Eine Scheinwelt

Der Handelskammerdollar der IHK


Heute schon frisches Geld gedruckt? Diese Frage war in den Jahren 1923/24 durchaus an der Tagesordnung, denn während der galoppierenden Inflation gaben Kommunen, staatliche Stellen und Unternehmen ihr eigenes Geld, das sogenannte Notgeld, heraus. Sie druckten, was die Presse hergab.
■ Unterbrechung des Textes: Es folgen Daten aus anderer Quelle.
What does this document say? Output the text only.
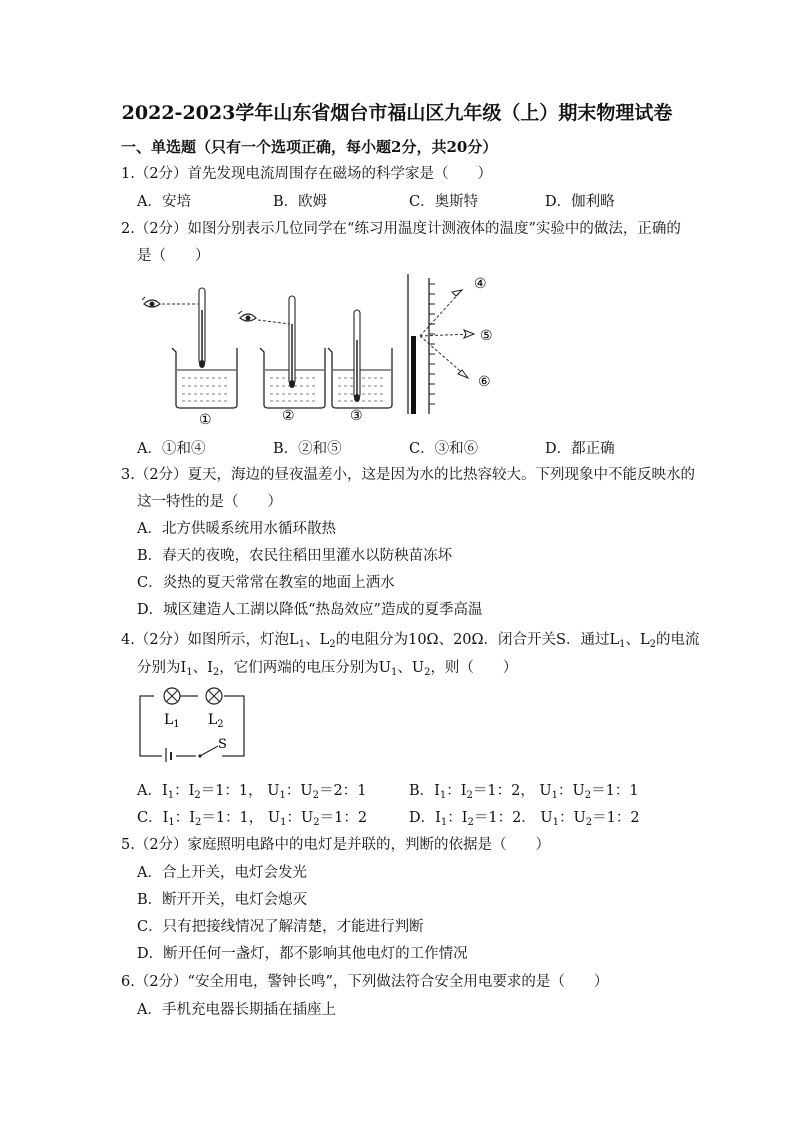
2022-2023学年山东省烟台市福山区九年级（上）期末物理试卷
一、单选题（只有一个选项正确，每小题2分，共20分）
1.（2分）首先发现电流周围存在磁场的科学家是（　　）
A．安培	B．欧姆	C．奥斯特	D．伽利略
2.（2分）如图分别表示几位同学在“练习用温度计测液体的温度”实验中的做法，正确的
是（　　）
①	②	③
④
⑤
⑥
A．①和④	B．②和⑤	C．③和⑥	D．都正确
3.（2分）夏天，海边的昼夜温差小，这是因为水的比热容较大。下列现象中不能反映水的
这一特性的是（　　）
A．北方供暖系统用水循环散热
B．春天的夜晚，农民往稻田里灌水以防秧苗冻坏
C．炎热的夏天常常在教室的地面上洒水
D．城区建造人工湖以降低“热岛效应”造成的夏季高温
4.（2分）如图所示，灯泡$L_1$、$L_2$的电阻分为10Ω、20Ω．闭合开关S．通过$L_1$、$L_2$的电流
分别为$I_1$、$I_2$，它们两端的电压分别为$U_1$、$U_2$，则（　　）
$L_1$ $L_2$
S
A．$I_1$：$I_2=1$：1， $U_1$：$U_2=2$：1	B．$I_1$：$I_2=1$：2， $U_1$：$U_2=1$：1
C．$I_1$：$I_2=1$：1， $U_1$：$U_2=1$：2	D．$I_1$：$I_2=1$：2． $U_1$：$U_2=1$：2
5.（2分）家庭照明电路中的电灯是并联的，判断的依据是（　　）
A．合上开关，电灯会发光
B．断开开关，电灯会熄灭
C．只有把接线情况了解清楚，才能进行判断
D．断开任何一盏灯，都不影响其他电灯的工作情况
6.（2分）“安全用电，警钟长鸣”，下列做法符合安全用电要求的是（　　）
A．手机充电器长期插在插座上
Die Papierscheine mit der ständig wachsenden Zahl von Nullen waren in vielen Fällen künstlerisch gestaltet, als richtig schöne Scheine.
Auch die IHK Pfalz ließ ihr eigenes Ersatzgeld drucken: den Handelskammer-Dollar. 1 Dollar U.S.A. = 4,20 Mark Gold = 1 Pfälz. Handelskammerdollar - das war der Wechselkurs, der auf jedem der Geldscheine aufgedruckt war. Es ging dabei um die Schaffung einer wertbeständigen Ersatzwährung. Die Ausgabe erfolgte nur gegen Dollar.
Handelskammerdollar
Den Druck der Geldscheine übernahm die Druckerei der BASF. Auch das Papier beschaffte die Anilin. Der Einfachheit halber nahm man das Papier, das das Chemieunternehmen für den Druck seiner eigenen wertbeständigen Gutscheine verwendete. Die BASF sicherte eine tägliche Druckmenge von 250.000 Scheinen zu. Die Druckkosten beliefen sich auf 9.000 Goldmark. Vor der Herausgabe der eigenen Währung standen langwierige Verhandlungen mit der Hohen Alliierten Rheinlands-Kommission in Koblenz. Denn ohne deren Genehmigung ging in der französisch besetzten Pfalz damals gar nichts.

Nur 200 Scheine im Umlauf


Der Notgeldschein der Handelskammer Ludwigshafen wurde am 18. Dezember 1923 herausgegeben und war im ganzen Regierungsbezirk Pfalz als Zahlungsmittel gültig, befristet auf sechs Wochen. Von der Auflage von einer Million Stück kamen jedoch nur 200 Stück in Umlauf, denn der Handelskammerdollar kam erst nach der Hyperinflation heraus. Inzwischen war die Deutsche Rentenmarkt auch im damals französisch besetzten Gebiet zugelassen. Damit stand ein wertbeständiges Zahlungsmittel zur Verfügung, das am 30. August 1924 von der Reichsmark abgelöst wurde.
Die nicht mehr benötigten Scheine wurden in sieben Kisten gepackt und erst einmal bei der Pfälzischen Hypothekenbank in Ludwigshafen im Keller gelagert. Die 50 Reichsmark für die Kisten verrechnete die Pfälzische Hypothekenbank ganz pragmatisch mit ihrem Handelskammerbeitrag. 1935 entschied das Präsidium der IHK schließlich, die Scheine zu vernichten. Die Bank übernahm das kostenfrei, verlangte aber die Überlassung des Altpapiers.